Et qu’est-ce qui est déjà possible aujourd’hui?
«En ce moment, nous travaillons sur les engrais. Des milliards de personnes peuvent être nourries grâce aux engrais azotés. Pourtant, la fabrication de ces derniers entraîne d’énormes dégâts environnementaux. Nous voulons programmer des bactéries qui produisent de l’azote directement dans le sol pour les plantes, sans aucune pollution.»
Mais les bactéries et les cellules programmées sont certainement aussi un sujet de discussion en médecine, n’est-ce pas?
«Oui, tout à fait. Les vaccins à ARNm, comme le vaccin contre le coronavirus, sont basés sur cette technique. Le vaccin est programmé pour se modifier dès que le virus mute. Il peut ainsi le combattre efficacement. Nous pourrions également programmer les globules blancs, qui constituent une grande partie de notre système immunitaire, afin de détruire de manière ciblée les cellules cancéreuses. Mais les bactéries programmées pourraient aussi aider à la production de médicaments, par exemple en cas de rupture de stock.»

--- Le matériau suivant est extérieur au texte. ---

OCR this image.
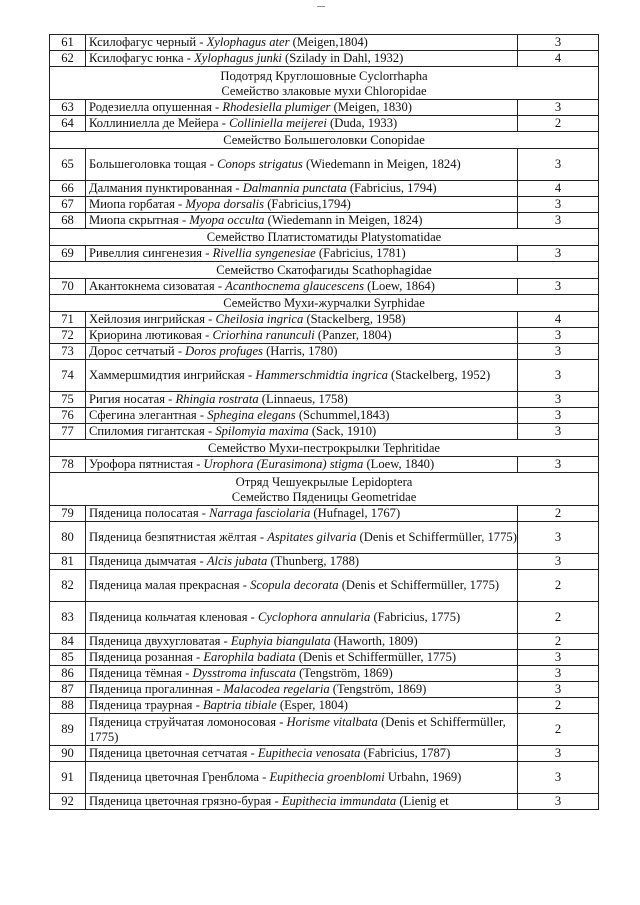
61	Ксилофагус черный - Xylophagus ater (Meigen,1804)	3
62	Ксилофагус юнка - Xylophagus junki (Szilady in Dahl, 1932)	4

Подотряд Круглошовные Cyclorrhapha
Семейство злаковые мухи Chloropidae		

63	Родезиелла опушенная - Rhodesiella plumiger (Meigen, 1830)	3
64	Коллиниелла де Мейера - Colliniella meijerei (Duda, 1933)	2

Семейство Большеголовки Conopidae		

65	Большеголовка тощая - Conops strigatus (Wiedemann in Meigen, 1824)	3
66	Далмания пунктированная - Dalmannia punctata (Fabricius, 1794)	4
67	Миопа горбатая - Myopa dorsalis (Fabricius,1794)	3
68	Миопа скрытная - Myopa occulta (Wiedemann in Meigen, 1824)	3

Семейство Платистоматиды Platystomatidae		

69	Ривеллия сингенезия - Rivellia syngenesiae (Fabricius, 1781)	3

Семейство Скатофагиды Scathophagidae		

70	Акантокнема сизоватая - Acanthocnema glaucescens (Loew, 1864)	3

Семейство Мухи-журчалки Syrphidae		

71	Хейлозия ингрийская - Cheilosia ingrica (Stackelberg, 1958)	4
72	Криорина лютиковая - Criorhina ranunculi (Panzer, 1804)	3
73	Дорос сетчатый - Doros profuges (Harris, 1780)	3
74	Хаммершмидтия ингрийская - Hammerschmidtia ingrica (Stackelberg, 1952)	3
75	Ригия носатая - Rhingia rostrata (Linnaeus, 1758)	3
76	Сфегина элегантная - Sphegina elegans (Schummel,1843)	3
77	Спиломия гигантская - Spilomyia maxima (Sack, 1910)	3

Семейство Мухи-пестрокрылки Tephritidae		

78	Урофора пятнистая - Urophora (Eurasimona) stigma (Loew, 1840)	3

Отряд Чешуекрылые Lepidoptera
Семейство Пяденицы Geometridae		

79	Пяденица полосатая - Narraga fasciolaria (Hufnagel, 1767)	2
80	Пяденица безпятнистая жёлтая - Aspitates gilvaria (Denis et Schiffermüller, 1775)	3
81	Пяденица дымчатая - Alcis jubata (Thunberg, 1788)	3
82	Пяденица малая прекрасная - Scopula decorata (Denis et Schiffermüller, 1775)	2
83	Пяденица кольчатая кленовая - Cyclophora annularia (Fabricius, 1775)	2
84	Пяденица двухугловатая - Euphyia biangulata (Haworth, 1809)	2
85	Пяденица розанная - Earophila badiata (Denis et Schiffermüller, 1775)	3
86	Пяденица тёмная - Dysstroma infuscata (Tengström, 1869)	3
87	Пяденица прогалинная - Malacodea regelaria (Tengström, 1869)	3
88	Пяденица траурная - Baptria tibiale (Esper, 1804)	2
89	Пяденица струйчатая ломоносовая - Horisme vitalbata (Denis et Schiffermüller, 1775)	2
90	Пяденица цветочная сетчатая - Eupithecia venosata (Fabricius, 1787)	3
91	Пяденица цветочная Гренблома - Eupithecia groenblomi Urbahn, 1969)	3
92	Пяденица цветочная грязно-бурая - Eupithecia immundata (Lienig et	3
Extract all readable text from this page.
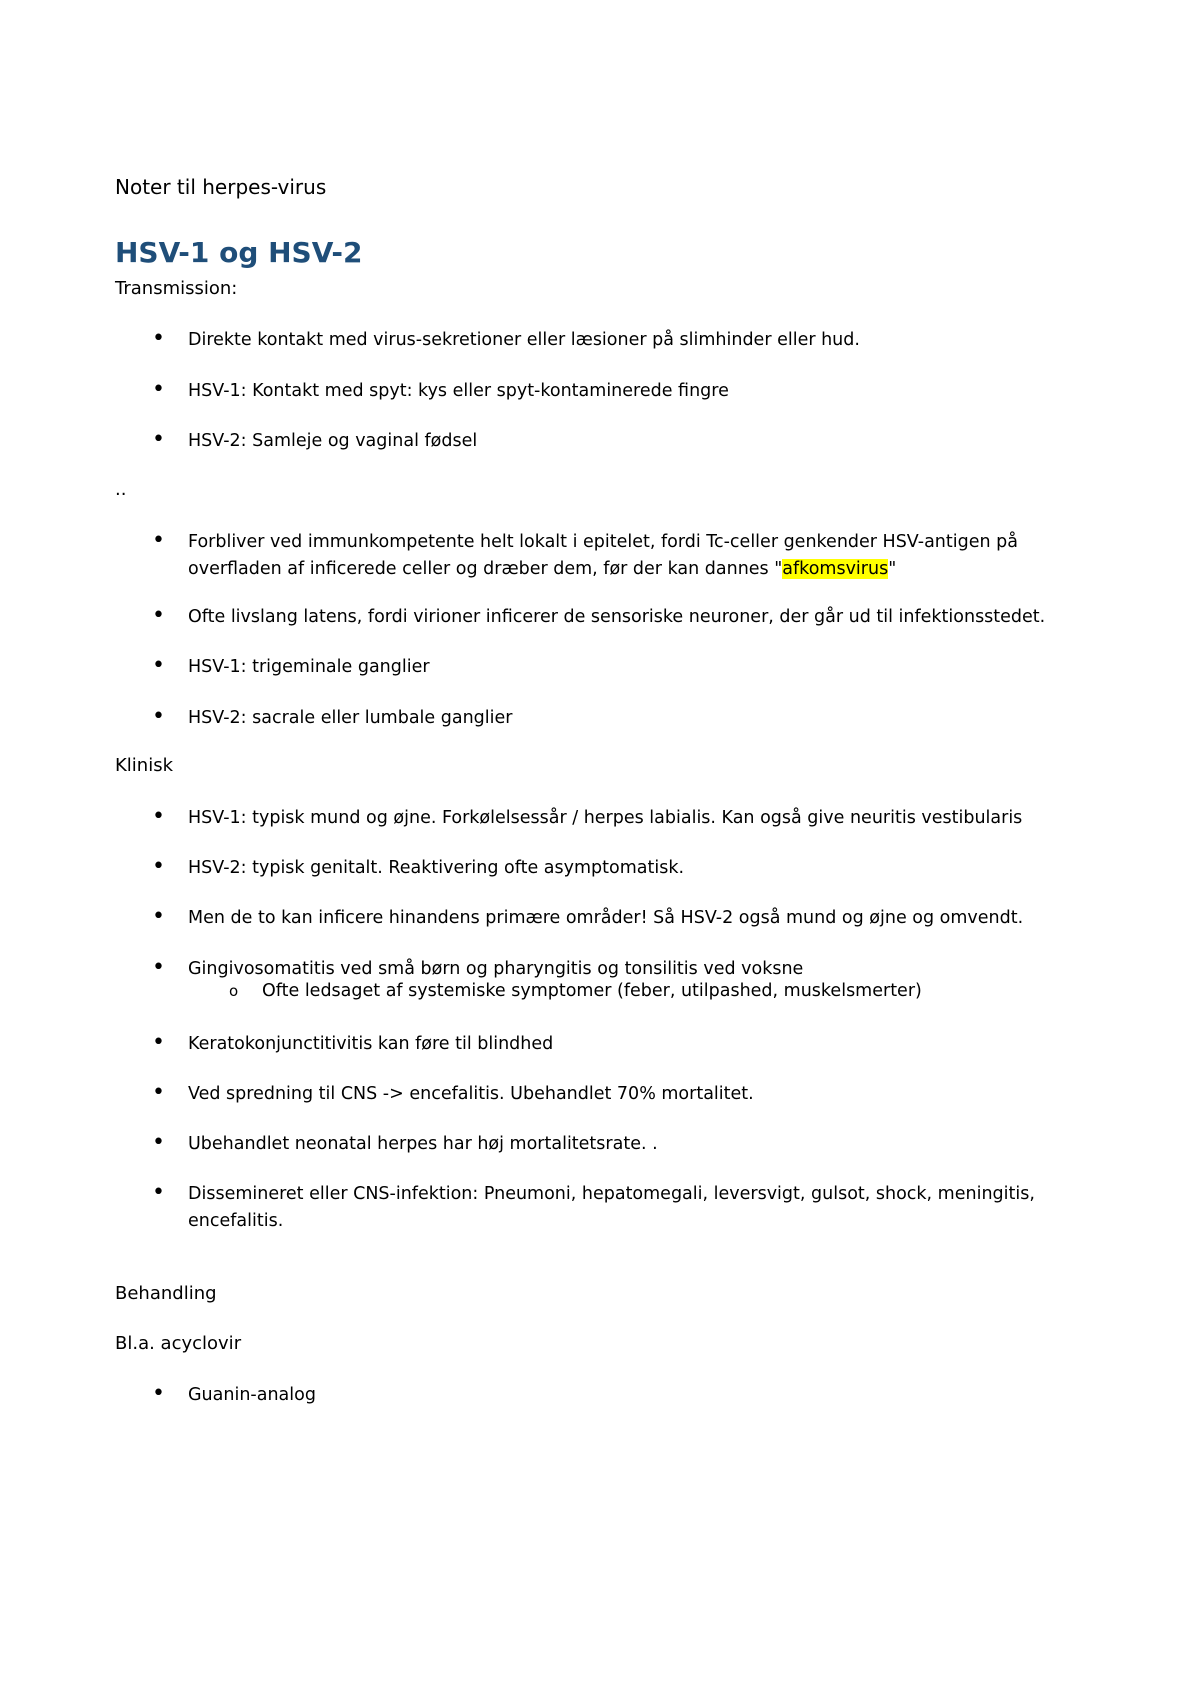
Noter til herpes-virus
HSV-1 og HSV-2
Transmission:
• Direkte kontakt med virus-sekretioner eller læsioner på slimhinder eller hud.
• HSV-1: Kontakt med spyt: kys eller spyt-kontaminerede fingre
• HSV-2: Samleje og vaginal fødsel
..
• Forbliver ved immunkompetente helt lokalt i epitelet, fordi Tc-celler genkender HSV-antigen på overfladen af inficerede celler og dræber dem, før der kan dannes "afkomsvirus"
• Ofte livslang latens, fordi virioner inficerer de sensoriske neuroner, der går ud til infektionsstedet.
• HSV-1: trigeminale ganglier
• HSV-2: sacrale eller lumbale ganglier
Klinisk
• HSV-1: typisk mund og øjne. Forkølelsessår / herpes labialis. Kan også give neuritis vestibularis
• HSV-2: typisk genitalt. Reaktivering ofte asymptomatisk.
• Men de to kan inficere hinandens primære områder! Så HSV-2 også mund og øjne og omvendt.
• Gingivosomatitis ved små børn og pharyngitis og tonsilitis ved voksne
o Ofte ledsaget af systemiske symptomer (feber, utilpashed, muskelsmerter)
• Keratokonjunctitivitis kan føre til blindhed
• Ved spredning til CNS -> encefalitis. Ubehandlet 70% mortalitet.
• Ubehandlet neonatal herpes har høj mortalitetsrate. .
• Dissemineret eller CNS-infektion: Pneumoni, hepatomegali, leversvigt, gulsot, shock, meningitis, encefalitis.
Behandling
Bl.a. acyclovir
• Guanin-analog
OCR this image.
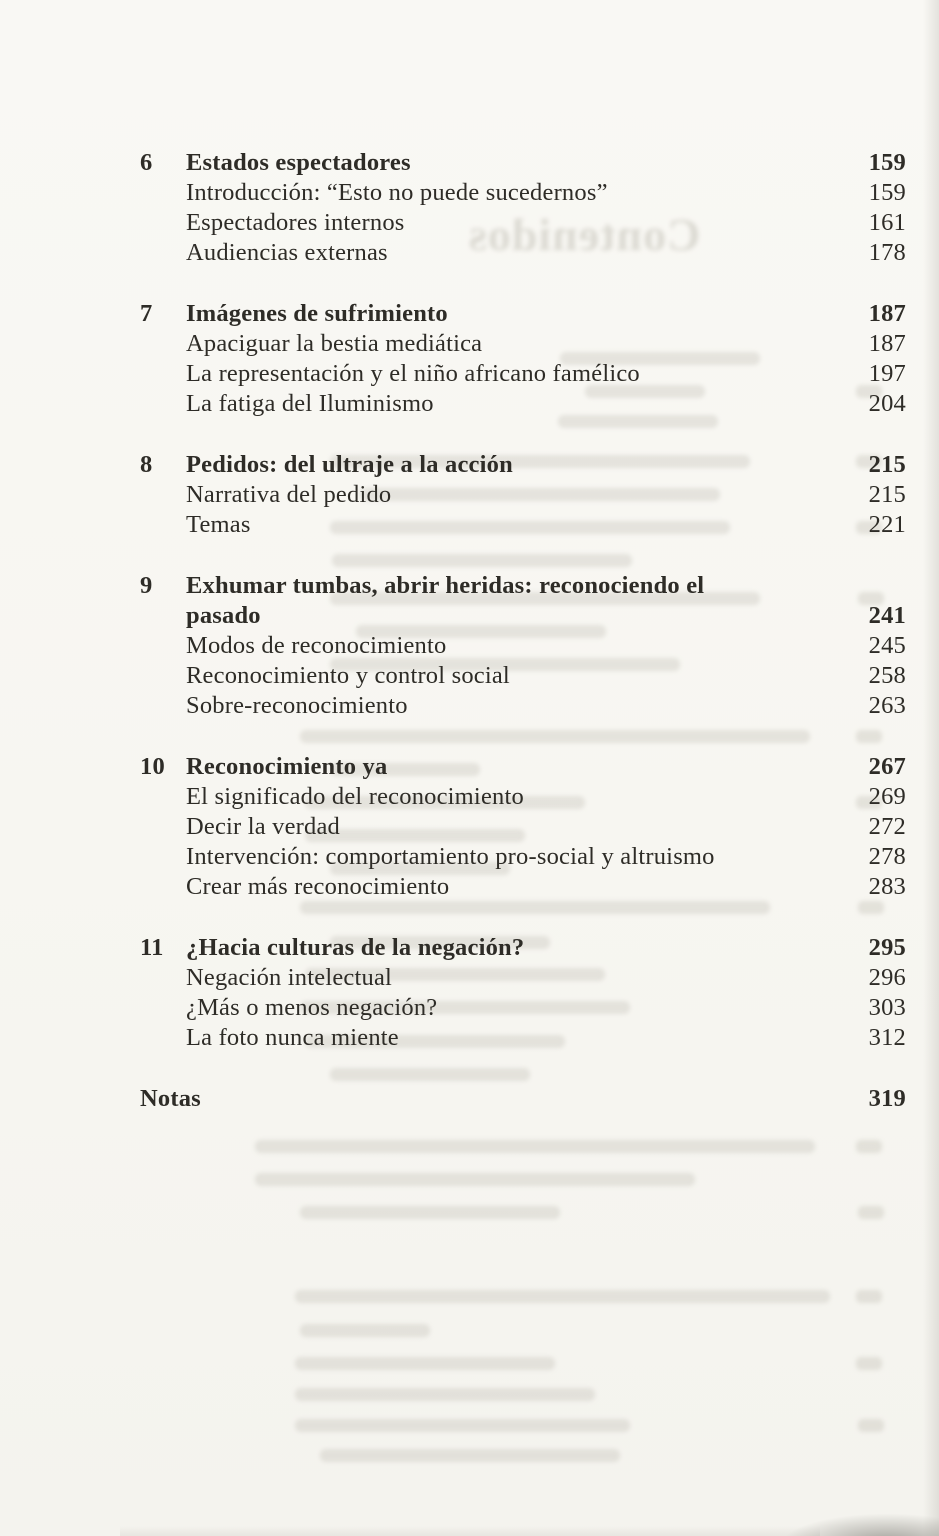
Contenidos
6	Estados espectadores	159
Introducción: “Esto no puede sucedernos”	159
Espectadores internos	161
Audiencias externas	178
7	Imágenes de sufrimiento	187
Apaciguar la bestia mediática	187
La representación y el niño africano famélico	197
La fatiga del Iluminismo	204
8	Pedidos: del ultraje a la acción	215
Narrativa del pedido	215
Temas	221
9	Exhumar tumbas, abrir heridas: reconociendo el
pasado	241
Modos de reconocimiento	245
Reconocimiento y control social	258
Sobre-reconocimiento	263
10 Reconocimiento ya	267
El significado del reconocimiento	269
Decir la verdad	272
Intervención: comportamiento pro-social y altruismo	278
Crear más reconocimiento	283
11 ¿Hacia culturas de la negación?	295
Negación intelectual	296
¿Más o menos negación?	303
La foto nunca miente	312
Notas	319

Pourrait-on également programmer des bactéries pour qu’elles dévorent le plastique dans l’océan?
«Enfin, pas exactement. Nous pourrons sans doute un jour programmer des bactéries de manière à ce qu’elles mangent du plastique. Mais si on les laissait dans l’eau, elles mourraient tout simplement. Et si elles devaient survivre, elles ne se développeraient probablement que très lentement et ne seraient pas en mesure de concurrencer les bactéries sauvages.»
Je pense que la biologie est la chose la plus importante dans notre vie.
Christina Agapakis
Devons-nous craindre les bactéries tueuses mutantes issues de laboratoires?
«Non, la science n’est pas assez avancée pour cela. De plus, des mesures de sécurité strictes sont mises en place. Je dois dire que le plus grand risque avec les bactéries programmées, c’est qu’elles mutent pour revenir à leur état d’origine et ne fassent plus ce pour quoi nous les avons modifiées.»
Mais de telles bactéries pourraient servir d’armes biologiques...
«En théorie, oui. Mais la Convention sur les armes biologiques, reconnue au niveau international, interdit l’utilisation ainsi que le développement, la fabrication ou le stockage d’armes biologiques. Il est sans doute plus important de dire que les virus et les bactéries se développent d’eux-mêmes dans la nature et deviennent dangereux. C’est pourquoi il est important que la biotechnologie puisse également développer des outils permettant d’identifier les agents pathogènes dangereux et de réagir en cas de problème.
Comment?
«Par exemple, en analysant l’ADN des eaux usées, on est à même de détecter les nouvelles variantes de virus, de surveiller l’apparition de la grippe aviaire dans un élevage, mais aussi de garantir le développement et la production rapides de nouveaux vaccins et traitements.»
Malgré toutes ces possibilités, de nombreuses personnes sont critiques vis-à-vis du génie génétique.
«C’est la raison pour laquelle je veux créer de merveilleux produits qui apportent des avantages aux gens. Mais, à mon avis, il est très raisonnable d’être sceptique et de poser des questions afin de comprendre ce qu’un nouveau produit est censé offrir. Je vois le génie génétique comme un outil qui peut nous aider à relever les défis en matière de santé et d’environnement.»
La biologie deviendra-t-elle plus importante que la technologie à l’avenir?
«Tout dépend de ce que l’on entend par technique! Je pense que la biologie est la chose la plus importante dans notre vie: après tout, la biologie est notre vie. La manière dont nous développons cette discipline, cultivons nos aliments, interagissons avec notre environnement, traitons les maladies et fabriquons toutes sortes de produits, de matériaux et d’ingrédients, est déjà de la biologie.»